Trying to find a balance between letting kids grow up and still helping them navigate their potential life path can be hard for some parents. Some express sadness at no longer being needed. Others feel protective and want to ensure their kids don’t flounder when out on their own. It can be just as difficult for kids though, too. Many parents are used as buffers when kids don’t want to join in with friends, or as wells of information when schoolwork has a child stuck. Some find themselves looking for those creature comforts of Mom and Dad’s house when they’re out on their own.
For parents and kids alike, there are a few things that can be done to make the college transition easier.
Set Up a Schedule For Connecting
Before the move is made, sitting down together and coming up with a time to talk or see one another is important. Just like family dinner may have been nonnegotiable at one time, this time to connect can be considered the same. Kids might be quick to say something like, “Please don’t ever call me, I’ll call you!” But, they might quickly find that isn’t exactly what they need, or want.
Starting out with a weekly FaceTime or simple phone call might just what’s needed. Sometimes that schedule will have to be adjusted as kids get more involved with school activities, but sometimes that weekly call might turn into an every other day call. Flexibility is key to giving children their independence and still making sure they know they have a support system whenever it’s needed.
Offer a Getaway
The last thing college kids want is to think about heading back home, but sometimes having the option is all that’s necessary to feel confident in leaving the nest. Parents can simply mention that home is always available on the weekend or a night to decompress or recharge. Even parents love the idea of going home to their Mom and Dad’s house. There’s something about the familiarity of home that can reboot someone.

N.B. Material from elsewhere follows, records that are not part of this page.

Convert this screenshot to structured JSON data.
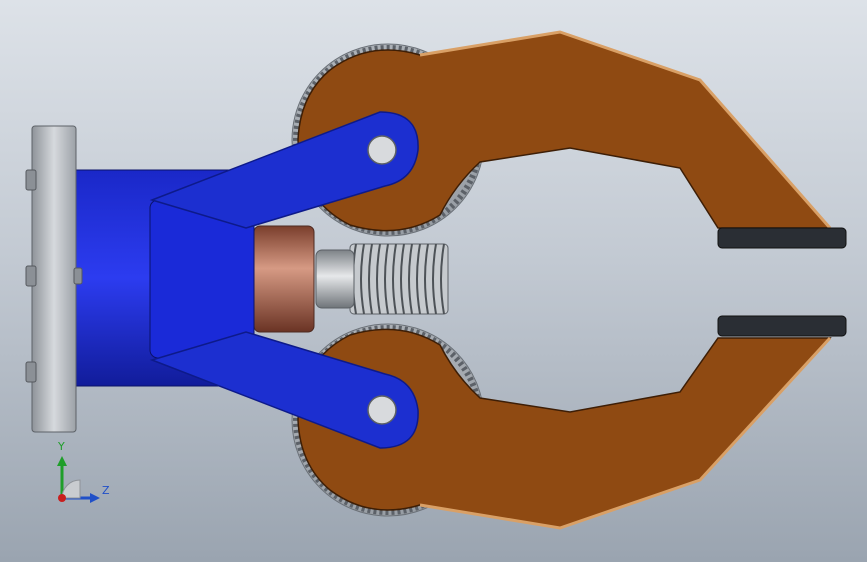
{
  "viewport": {
    "description_colors": {
      "jaw": "#8f4a12",
      "jaw_edge": "#d9a066",
      "link": "#1c2fd0",
      "link_dark": "#0d1a8a",
      "pad": "#2a2e34",
      "plate": "#b8bcc2"
    }
  },
  "triad": {
    "y_label": "Y",
    "z_label": "Z",
    "colors": {
      "y": "#1f9e2a",
      "z": "#2050c8",
      "x": "#c81e1e"
    }
  }
}
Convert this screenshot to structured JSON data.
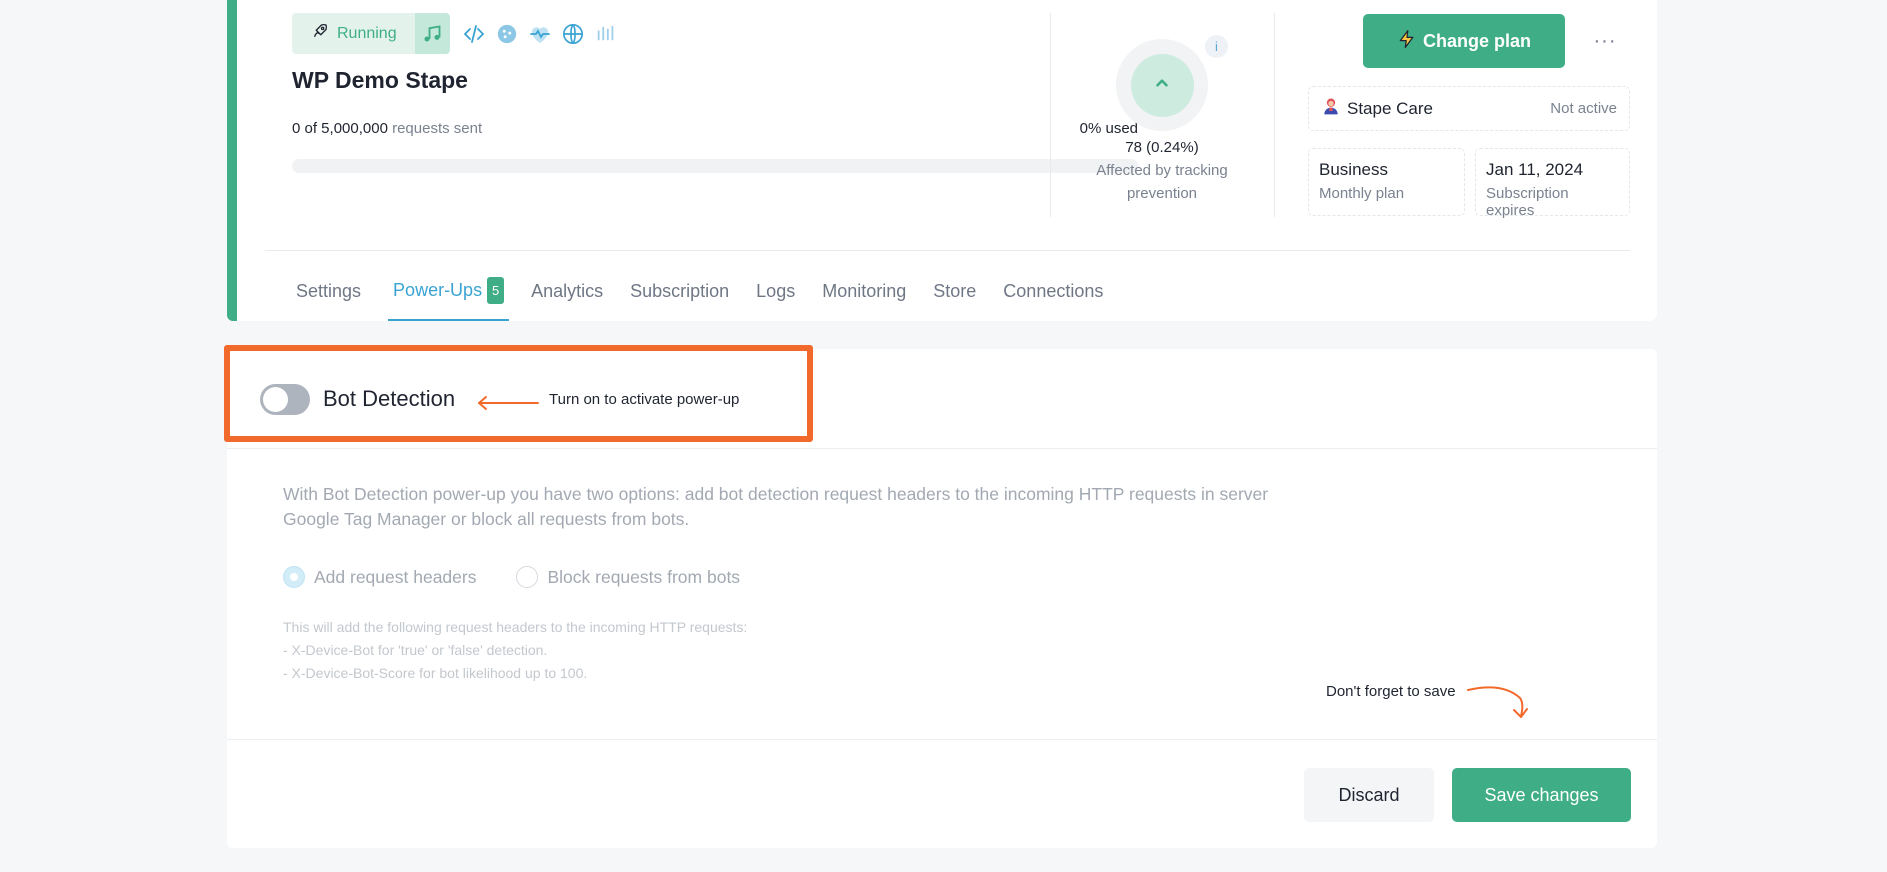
{
  "container": {
    "status": "Running",
    "name": "WP Demo Stape",
    "requests_sent": "0 of 5,000,000",
    "requests_label": "requests sent",
    "used": "0% used",
    "used_fraction": 0
  },
  "tracking": {
    "count": "78 (0.24%)",
    "label": "Affected by tracking prevention",
    "info": "i"
  },
  "plan": {
    "change_plan_label": "Change plan",
    "more": "···",
    "care_label": "Stape Care",
    "care_status": "Not active",
    "plan_name": "Business",
    "plan_type": "Monthly plan",
    "expires_date": "Jan 11, 2024",
    "expires_label": "Subscription expires"
  },
  "tabs": [
    {
      "label": "Settings"
    },
    {
      "label": "Power-Ups",
      "badge": "5",
      "active": true
    },
    {
      "label": "Analytics"
    },
    {
      "label": "Subscription"
    },
    {
      "label": "Logs"
    },
    {
      "label": "Monitoring"
    },
    {
      "label": "Store"
    },
    {
      "label": "Connections"
    }
  ],
  "powerup": {
    "title": "Bot Detection",
    "enabled": false,
    "hint": "Turn on to activate power-up",
    "description": "With Bot Detection power-up you have two options: add bot detection request headers to the incoming HTTP requests in server Google Tag Manager or block all requests from bots.",
    "options": [
      {
        "label": "Add request headers",
        "selected": true
      },
      {
        "label": "Block requests from bots",
        "selected": false
      }
    ],
    "note_lines": [
      "This will add the following request headers to the incoming HTTP requests:",
      "- X-Device-Bot for 'true' or 'false' detection.",
      "- X-Device-Bot-Score for bot likelihood up to 100."
    ]
  },
  "footer": {
    "save_hint": "Don't forget to save",
    "discard_label": "Discard",
    "save_label": "Save changes"
  },
  "colors": {
    "accent": "#3fae86",
    "link": "#3aa3d3",
    "highlight": "#f26a2b"
  },
  "icons": [
    "rocket-icon",
    "music-icon",
    "code-icon",
    "cookie-icon",
    "pulse-icon",
    "globe-icon",
    "bars-icon",
    "chevron-up-icon",
    "lightning-icon",
    "user-care-icon"
  ]
}
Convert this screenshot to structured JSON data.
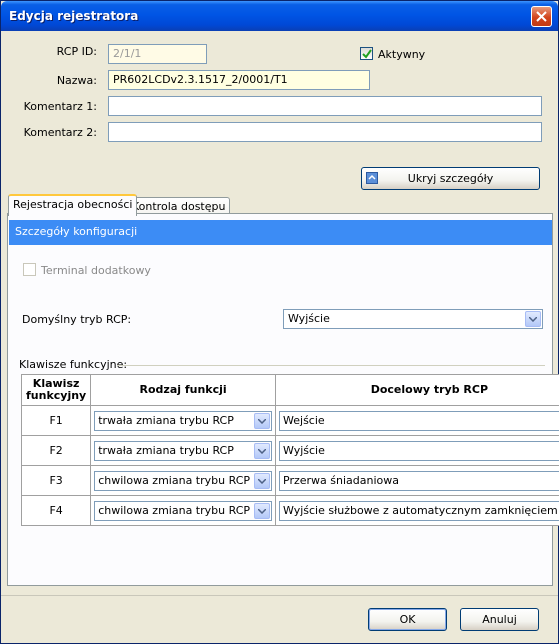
{
  "window": {
    "title": "Edycja rejestratora"
  },
  "form": {
    "rcp_id_label": "RCP ID:",
    "rcp_id_value": "2/1/1",
    "name_label": "Nazwa:",
    "name_value": "PR602LCDv2.3.1517_2/0001/T1",
    "comment1_label": "Komentarz 1:",
    "comment1_value": "",
    "comment2_label": "Komentarz 2:",
    "comment2_value": "",
    "active_label": "Aktywny",
    "active_checked": true,
    "hide_details_label": "Ukryj szczegóły"
  },
  "tabs": [
    {
      "label": "Rejestracja obecności",
      "active": true
    },
    {
      "label": "Kontrola dostępu",
      "active": false
    }
  ],
  "config": {
    "section_title": "Szczegóły konfiguracji",
    "extra_terminal_label": "Terminal dodatkowy",
    "default_mode_label": "Domyślny tryb RCP:",
    "default_mode_value": "Wyjście",
    "function_keys_label": "Klawisze funkcyjne:"
  },
  "function_table": {
    "headers": {
      "key": "Klawisz funkcyjny",
      "type": "Rodzaj funkcji",
      "target": "Docelowy tryb RCP"
    },
    "rows": [
      {
        "key": "F1",
        "type": "trwała zmiana trybu RCP",
        "target": "Wejście"
      },
      {
        "key": "F2",
        "type": "trwała zmiana trybu RCP",
        "target": "Wyjście"
      },
      {
        "key": "F3",
        "type": "chwilowa zmiana trybu RCP",
        "target": "Przerwa śniadaniowa"
      },
      {
        "key": "F4",
        "type": "chwilowa zmiana trybu RCP",
        "target": "Wyjście służbowe z automatycznym zamknięciem"
      }
    ]
  },
  "footer": {
    "ok_label": "OK",
    "cancel_label": "Anuluj"
  }
}
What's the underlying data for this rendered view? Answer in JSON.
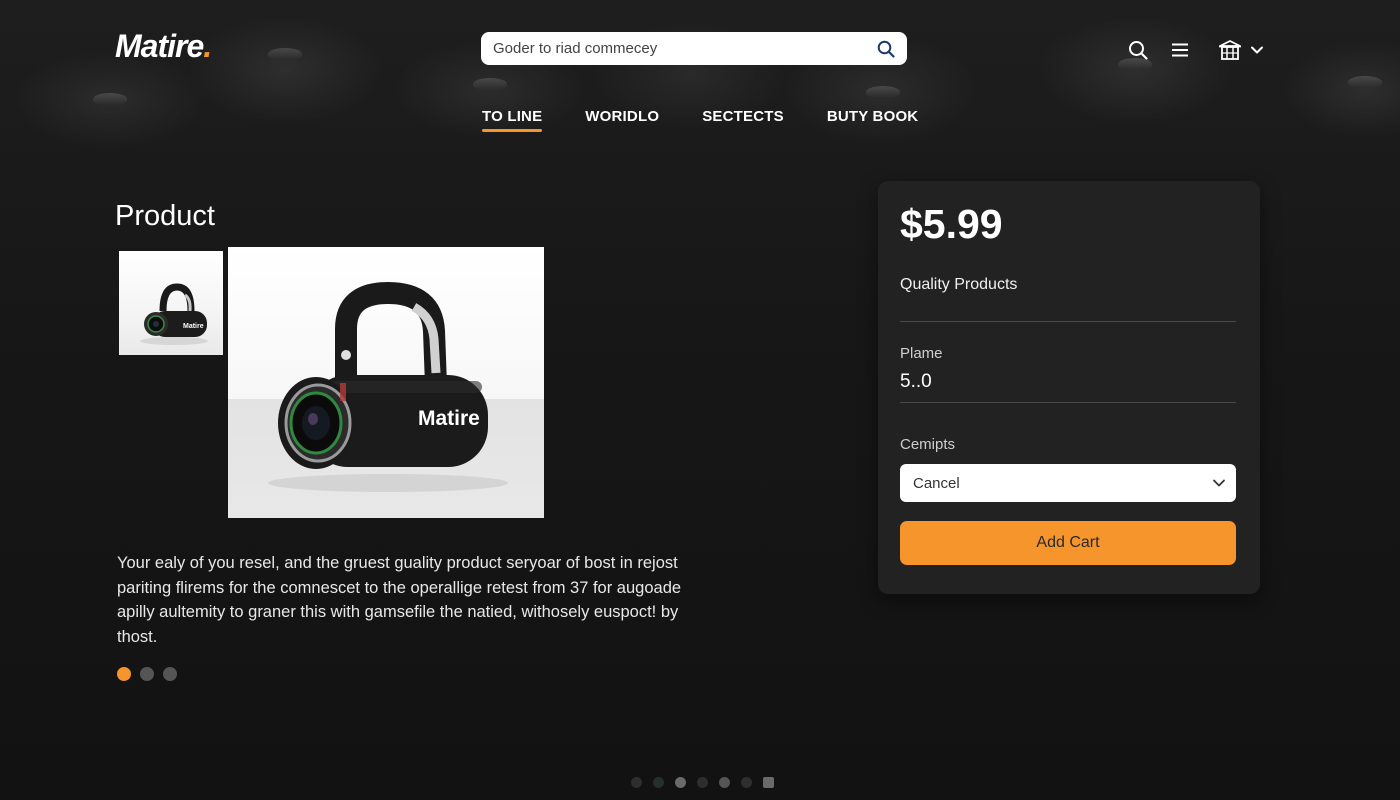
{
  "brand": {
    "logo_text": "Matire",
    "logo_dot": "."
  },
  "search": {
    "placeholder": "Goder to riad commecey"
  },
  "header_icons": [
    "search-icon",
    "hamburger-menu-icon",
    "store-icon",
    "chevron-down-icon"
  ],
  "nav": {
    "items": [
      {
        "label": "TO LINE",
        "active": true
      },
      {
        "label": "WORIDLO",
        "active": false
      },
      {
        "label": "SECTECTS",
        "active": false
      },
      {
        "label": "BUTY BOOK",
        "active": false
      }
    ]
  },
  "product": {
    "title": "Product",
    "image_brand": "Matire",
    "thumb_brand": "Matire",
    "description": "Your ealy of you resel, and the gruest guality product seryoar of bost in rejost pariting flirems for the comnescet to the operallige retest from 37 for augoade apilly aultemity to graner this with gamsefile the natied, withosely euspoct! by thost.",
    "carousel": {
      "count": 3,
      "active_index": 0
    }
  },
  "page_dots": {
    "count": 7
  },
  "purchase": {
    "price": "$5.99",
    "subtitle": "Quality Products",
    "field1_label": "Plame",
    "field1_value": "5..0",
    "field2_label": "Cemipts",
    "field2_selected": "Cancel",
    "add_cart_label": "Add Cart"
  },
  "colors": {
    "accent": "#f5952b",
    "background": "#161616",
    "panel": "#222222"
  }
}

College students might swear they’ll never go back home after leaving for school, and some of them might move directly from dorms to their own apartments, but others need that slow transition.
Start the Transition Now
All parents handle the summer after high school graduation a bit differently. Some still stick to the rule, “You obey my rules while living under my roof,” and others prefer to give their 18-year-olds the freedom of adulthood. No matter which stance parents take, it’s the perfect time to start the college transition – when kids are still mostly around the house.
Even if curfews stand and rules are to be followed, starting small with less questioning of whereabouts or intentions could help parents let go of some of that control. Kids who weren’t required to hold a job to focus on school might benefit from the responsibility of finding their first job and being required to pay for their own extracurriculars.
It might take some getting used to, but slowly adjusting to life without a teenager might just be worth putting on this summer’s agenda.